Navyo’s collection of b/w photos of staircases he took in Italy. “The curve of a spiral stair echoing the feminine, the angled corners of a boxed stairwell the masculine. It’s a play of form the architects clearly intended and can be seen throughout the country.”
Walking through the sumptuous palaces and villas of Italy, one can’t help but notice the stairs. Whether ascending or descending or from a vantage point, they catch the eye and ask it to move. The curve of a spiral stair echoing the feminine, the angled corners of a boxed stairwell the masculine. It’s a play of form the architects clearly intended and can be seen throughout the country.
It’s as if all of Italy is a mirror of man and woman. Not just in sculpture and painting where the mortal flesh has been defined and displayed for centuries, but in the buildings themselves. The curve of the portico, the shaft of the column, it’s all there to let us know there is no real separation between body and building, between spirit and matter, between God and man.
Being inside an Italian villa, Villa D’Este for example, is to remind us that our dwellings are an extension of ourselves. The construction, the form, the way we are encouraged to move through them.
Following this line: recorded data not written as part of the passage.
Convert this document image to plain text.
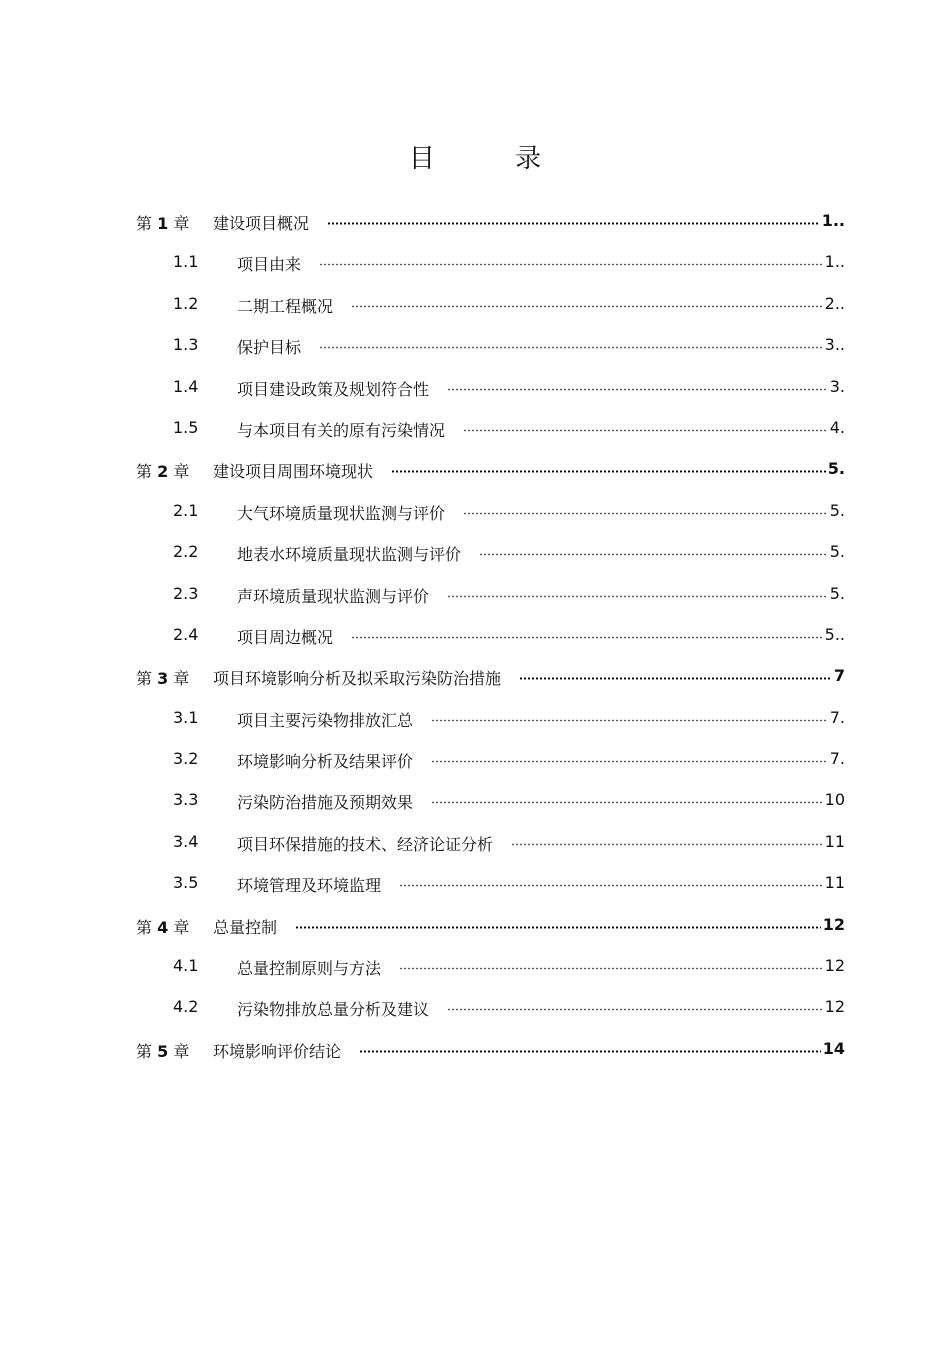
目 录
第 1 章 建设项目概况	1..
1.1 项目由来	1..
1.2 二期工程概况	2..
1.3 保护目标	3..
1.4 项目建设政策及规划符合性	3.
1.5 与本项目有关的原有污染情况	4.
第 2 章 建设项目周围环境现状	5.
2.1 大气环境质量现状监测与评价	5.
2.2 地表水环境质量现状监测与评价	5.
2.3 声环境质量现状监测与评价	5.
2.4 项目周边概况	5..
第 3 章 项目环境影响分析及拟采取污染防治措施	7
3.1 项目主要污染物排放汇总	7.
3.2 环境影响分析及结果评价	7.
3.3 污染防治措施及预期效果	10
3.4 项目环保措施的技术、经济论证分析	11
3.5 环境管理及环境监理	11
第 4 章 总量控制	12
4.1 总量控制原则与方法	12
4.2 污染物排放总量分析及建议	12
第 5 章 环境影响评价结论	14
Each has a flow of human origin.
I notice this especially in the staircase because of it’s spatial dimension – we get to move up and down, rather than just on the horizontal plane from room to room. There’s height and depth, even vertigo from looking down a stairwell. Looking up, the light from above suggesting a divine source. It’s as if we are one with our surroundings in the physical, tangible sense where masculine, feminine and creator unite in architectural beauty.
I hope to have captured this connection in my images.